Opini

Opini : Pemilu 2024 dan Potensi Asymmetric Warfare

Pada 2024 mendatang, digelar Pemilu Serentak. Pasca-reformasi, Pemilu di Indonesia selalu diwarnai aneka dinamika.

Editor: Alfons Nedabang
DOK.TRIBUN
Ilustrasi Pemilu. Pada tahun 2024, digelar Pemilu Serentak. 

Oleh: Reinard L Meo

(Alumnus STFK Ledalero, Mahasiswa Pasca Sarjana Universitas Pertahanan RI )

POS-KUPANG.COM - Pada 2024 mendatang, kita akan menggelar Pemilihan Umum (Pemilu) Serentak. Pasca-reformasi, Pemilu di Indonesia selalu diwarnai aneka dinamika.

Reformasi tidak berjalan sebagaimana idealnya. Dinamika yang lahir, kebanyakan mengarah ke hal-hal negatif. Konflik menjadi tak terhindarkan.

Pada contoh kasus dua Pemilihan Presiden (Pilpres) terakhir, kita dapat melihat bagaimana secara nasional hingga ke tingkat rumah tangga, rakyat Indonesia terbelah menjadi tiga kubu atau kelompok, dengan kubu atau kelompok ketiga adalah Golongan Putih (Golput).

Pemilu-pemilu di Indonesia selalu bergejolak akibat muncul dan beroperasinya hoax, ujaran kebencian, money politic, dan konflik sosial lainnya.
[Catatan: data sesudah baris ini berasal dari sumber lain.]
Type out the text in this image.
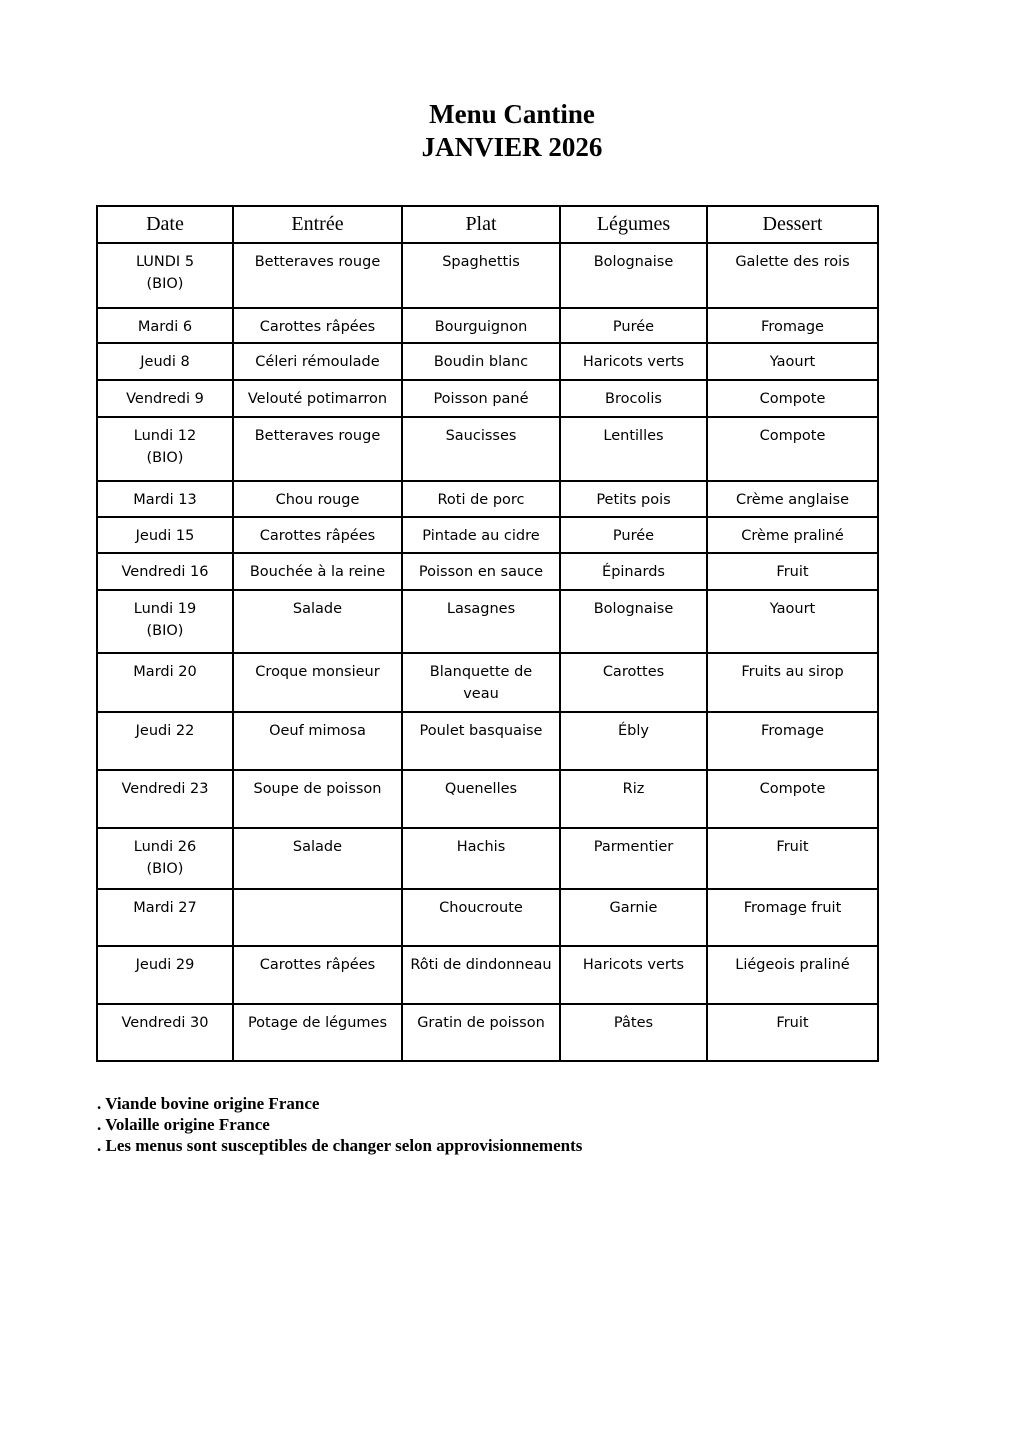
Menu Cantine
JANVIER 2026
Date	Entrée	Plat	Légumes	Dessert

LUNDI 5
(BIO)	Betteraves rouge	Spaghettis	Bolognaise	Galette des rois

Mardi 6	Carottes râpées	Bourguignon	Purée	Fromage

Jeudi 8	Céleri rémoulade	Boudin blanc	Haricots verts	Yaourt

Vendredi 9	Velouté potimarron	Poisson pané	Brocolis	Compote

Lundi 12
(BIO)	Betteraves rouge	Saucisses	Lentilles	Compote

Mardi 13	Chou rouge	Roti de porc	Petits pois	Crème anglaise

Jeudi 15	Carottes râpées	Pintade au cidre	Purée	Crème praliné

Vendredi 16	Bouchée à la reine	Poisson en sauce	Épinards	Fruit

Lundi 19
(BIO)	Salade	Lasagnes	Bolognaise	Yaourt

Mardi 20	Croque monsieur	Blanquette de veau	Carottes	Fruits au sirop

Jeudi 22	Oeuf mimosa	Poulet basquaise	Ébly	Fromage

Vendredi 23	Soupe de poisson	Quenelles	Riz	Compote

Lundi 26
(BIO)	Salade	Hachis	Parmentier	Fruit

Mardi 27		Choucroute	Garnie	Fromage fruit

Jeudi 29	Carottes râpées	Rôti de dindonneau	Haricots verts	Liégeois praliné

Vendredi 30	Potage de légumes	Gratin de poisson	Pâtes	Fruit
. Viande bovine origine France
. Volaille origine France
. Les menus sont susceptibles de changer selon approvisionnements
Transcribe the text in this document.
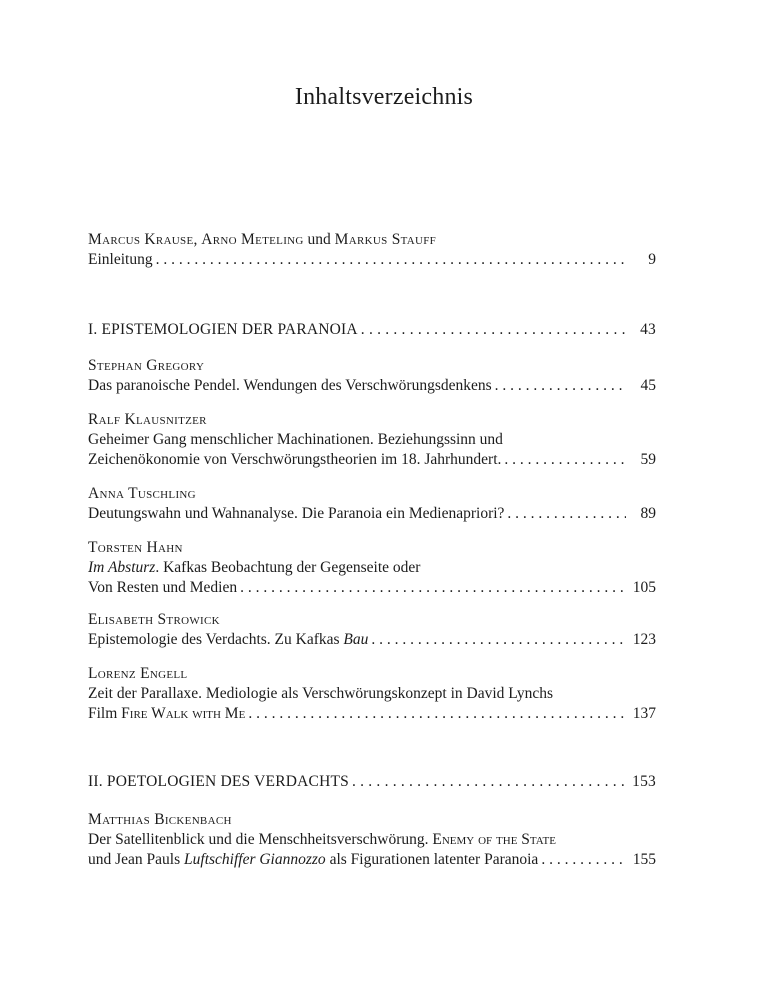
Inhaltsverzeichnis
Marcus Krause, Arno Meteling und Markus Stauff
Einleitung . . .	9
I. EPISTEMOLOGIEN DER PARANOIA . . .	43
Stephan Gregory
Das paranoische Pendel. Wendungen des Verschwörungsdenkens . . .	45
Ralf Klausnitzer
Geheimer Gang menschlicher Machinationen. Beziehungssinn und
Zeichenökonomie von Verschwörungstheorien im 18. Jahrhundert. . . .	59
Anna Tuschling
Deutungswahn und Wahnanalyse. Die Paranoia ein Medienapriori? . . .	89
Torsten Hahn
Im Absturz. Kafkas Beobachtung der Gegenseite oder
Von Resten und Medien . . .	105
Elisabeth Strowick
Epistemologie des Verdachts. Zu Kafkas Bau . . .	123
Lorenz Engell
Zeit der Parallaxe. Mediologie als Verschwörungskonzept in David Lynchs
Film Fire Walk with Me . . .	137
II. POETOLOGIEN DES VERDACHTS . . .	153
Matthias Bickenbach
Der Satellitenblick und die Menschheitsverschwörung. Enemy of the State
und Jean Pauls Luftschiffer Giannozzo als Figurationen latenter Paranoia . . .	155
Dalam istilah-istilah yang lebih global, beberapa potensi bahaya berikut baik untuk dicermati.

Sebagai negara berkembang, potensi Low Intensity Conflict (Creveld, 1991) sangat mungkin muncul dalam Pemilu di Indonesia.

Pshycological Warfare amat efektif dimainkan di Indonesia dengan karakter pemilih yang masih tradisional melalui penggunaan narasi, kesan, dan gagasan, yang secara umum dikenal sebagai propaganda dan perang psikologis.

Baca juga: Opini : Membaca Arah Transformasi Pendidikan Nadiem Makarim

Menjelang Pemilu Serentak 2024, Low Intensity Conflict yang akan sangat mungkin lahir lagi, mesti diantisipasi secepat dan setepat mungkin.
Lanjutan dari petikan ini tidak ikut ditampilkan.